GlobalCheckpoint syncer only syncs translog when the translog durability is REQUEST

Elasticsearch version: 7.10
Currently, IndexShard.maybeSyncGlobalCheckpoint is called in two places:

  1. In the AsyncGlobalCheckpointTask of IndexService;
  2. In the TransportReplicationAction after a write action.
    In IndexShard.maybeSyncGlobalCheckpoint, it runs the globalCheckpointSyncer according to the following conditions:
    // only sync if there are no operations in flight, or when using async durability
    final SeqNoStats stats = getEngine().getSeqNoStats(replicationTracker.getGlobalCheckpoint());
    final boolean asyncDurability = indexSettings().getTranslogDurability() == Translog.Durability.ASYNC;
        if (stats.getMaxSeqNo() == stats.getGlobalCheckpoint() || asyncDurability) {
            final ObjectLongMap<String> globalCheckpoints = getInSyncGlobalCheckpoints();
            final long globalCheckpoint = replicationTracker.getGlobalCheckpoint();
            // async durability means that the local checkpoint might lag (as it is only advanced on fsync)
            // periodically ask for the newest local checkpoint by syncing the global checkpoint, so that ultimately the global
            // checkpoint can be synced.

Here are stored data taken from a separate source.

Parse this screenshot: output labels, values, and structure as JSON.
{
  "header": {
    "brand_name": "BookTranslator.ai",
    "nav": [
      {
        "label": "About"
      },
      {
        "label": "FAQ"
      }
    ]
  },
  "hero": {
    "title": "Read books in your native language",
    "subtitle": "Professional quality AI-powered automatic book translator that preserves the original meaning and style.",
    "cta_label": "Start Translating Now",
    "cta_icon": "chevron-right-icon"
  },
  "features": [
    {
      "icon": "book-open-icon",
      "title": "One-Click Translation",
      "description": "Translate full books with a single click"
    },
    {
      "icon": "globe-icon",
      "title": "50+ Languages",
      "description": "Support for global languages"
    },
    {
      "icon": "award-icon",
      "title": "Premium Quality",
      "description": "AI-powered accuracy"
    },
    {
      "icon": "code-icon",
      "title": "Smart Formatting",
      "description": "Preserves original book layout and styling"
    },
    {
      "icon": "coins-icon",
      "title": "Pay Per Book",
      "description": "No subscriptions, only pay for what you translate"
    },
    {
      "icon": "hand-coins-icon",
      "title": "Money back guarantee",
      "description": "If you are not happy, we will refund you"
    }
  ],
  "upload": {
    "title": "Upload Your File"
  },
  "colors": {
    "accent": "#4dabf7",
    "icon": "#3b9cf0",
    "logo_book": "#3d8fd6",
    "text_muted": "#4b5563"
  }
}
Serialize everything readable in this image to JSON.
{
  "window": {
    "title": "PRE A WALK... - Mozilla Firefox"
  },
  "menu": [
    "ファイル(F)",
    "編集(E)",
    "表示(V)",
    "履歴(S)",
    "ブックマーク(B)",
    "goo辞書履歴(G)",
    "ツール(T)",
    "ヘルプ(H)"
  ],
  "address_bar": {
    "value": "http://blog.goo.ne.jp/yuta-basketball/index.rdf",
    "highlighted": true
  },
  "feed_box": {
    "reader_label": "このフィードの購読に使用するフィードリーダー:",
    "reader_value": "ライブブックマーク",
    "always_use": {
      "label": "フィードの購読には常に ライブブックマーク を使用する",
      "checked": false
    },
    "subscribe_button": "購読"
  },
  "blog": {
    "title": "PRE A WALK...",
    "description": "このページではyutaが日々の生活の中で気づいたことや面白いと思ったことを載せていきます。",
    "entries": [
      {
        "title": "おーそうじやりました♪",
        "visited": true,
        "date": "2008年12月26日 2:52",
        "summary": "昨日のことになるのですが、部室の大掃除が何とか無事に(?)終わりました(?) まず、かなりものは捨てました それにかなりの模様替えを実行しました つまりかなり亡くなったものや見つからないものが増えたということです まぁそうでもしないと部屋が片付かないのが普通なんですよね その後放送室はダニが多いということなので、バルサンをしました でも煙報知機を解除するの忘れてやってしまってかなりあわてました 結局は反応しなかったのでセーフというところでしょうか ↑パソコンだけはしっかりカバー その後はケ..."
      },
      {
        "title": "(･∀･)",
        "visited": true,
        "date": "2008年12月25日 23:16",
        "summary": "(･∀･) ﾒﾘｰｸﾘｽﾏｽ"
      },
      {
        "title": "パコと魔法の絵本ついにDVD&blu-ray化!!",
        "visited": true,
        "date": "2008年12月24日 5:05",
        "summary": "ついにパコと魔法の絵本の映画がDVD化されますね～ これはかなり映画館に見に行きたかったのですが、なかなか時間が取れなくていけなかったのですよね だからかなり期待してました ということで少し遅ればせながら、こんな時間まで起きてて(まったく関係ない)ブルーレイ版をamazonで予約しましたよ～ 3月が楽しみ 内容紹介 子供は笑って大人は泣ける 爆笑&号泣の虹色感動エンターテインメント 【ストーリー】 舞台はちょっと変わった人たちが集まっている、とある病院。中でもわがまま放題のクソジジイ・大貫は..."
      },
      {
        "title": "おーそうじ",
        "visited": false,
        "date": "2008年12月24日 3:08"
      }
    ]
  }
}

Also take into account that a shard might be pending sync, which means that it isn't
            // in the in-sync set just yet but might be blocked on waiting for its persisted local checkpoint to catch up to
            // the global checkpoint.
            final boolean syncNeeded =
                (asyncDurability && (stats.getGlobalCheckpoint() < stats.getMaxSeqNo() || replicationTracker.pendingInSync()))
                    // check if the persisted global checkpoint
                    || StreamSupport
                            .stream(globalCheckpoints.values().spliterator(), false)
                            .anyMatch(v -> v.value < globalCheckpoint);
            // only sync if index is not closed and there is a shard lagging the primary
            if (syncNeeded && indexSettings.getIndexMetadata().getState() == IndexMetadata.State.OPEN) {
                logger.trace("syncing global checkpoint for [{}]", reason);
                globalCheckpointSyncer.run();
            }
        }

One of the condition checks the translog durability, which should be ASYNC, and if the local checkpoint lags, it runs the GlobalCheckpointSyncer, which will then execute GlobalCheckpointSyncAction. This action syncs the translog of the given indexShard when the translog durability is REQUEST.

    private void maybeSyncTranslog(final IndexShard indexShard) throws IOException {
        if (indexShard.getTranslogDurability() == Translog.Durability.REQUEST &&
            indexShard.getLastSyncedGlobalCheckpoint() < indexShard.getLastKnownGlobalCheckpoint()) {
            indexShard.sync();
        }
    }

This condition and the action behavior conflicts. Should we remove the translog durability check int GlobalCheckpointSyncAction?

I don't think so, we don't want to actually sync the translog here if the durability is ASYNC. In that case we just want to run a no-op GlobalCheckpointSyncAction to ensure that the primary's ReplicationTracker is kept up to date.

3 Likes

Indeed as you say. By running a no-op GlobalCheckpointSyncAction , the replicas learn about current globalCheckpoint from primary and the primary collects the localCheckpoints from replicas, which may result in globalCheckpoint advance and checkpoints update in ReplicationTracker .

1 Like

This topic was automatically closed 28 days after the last reply. New replies are no longer allowed.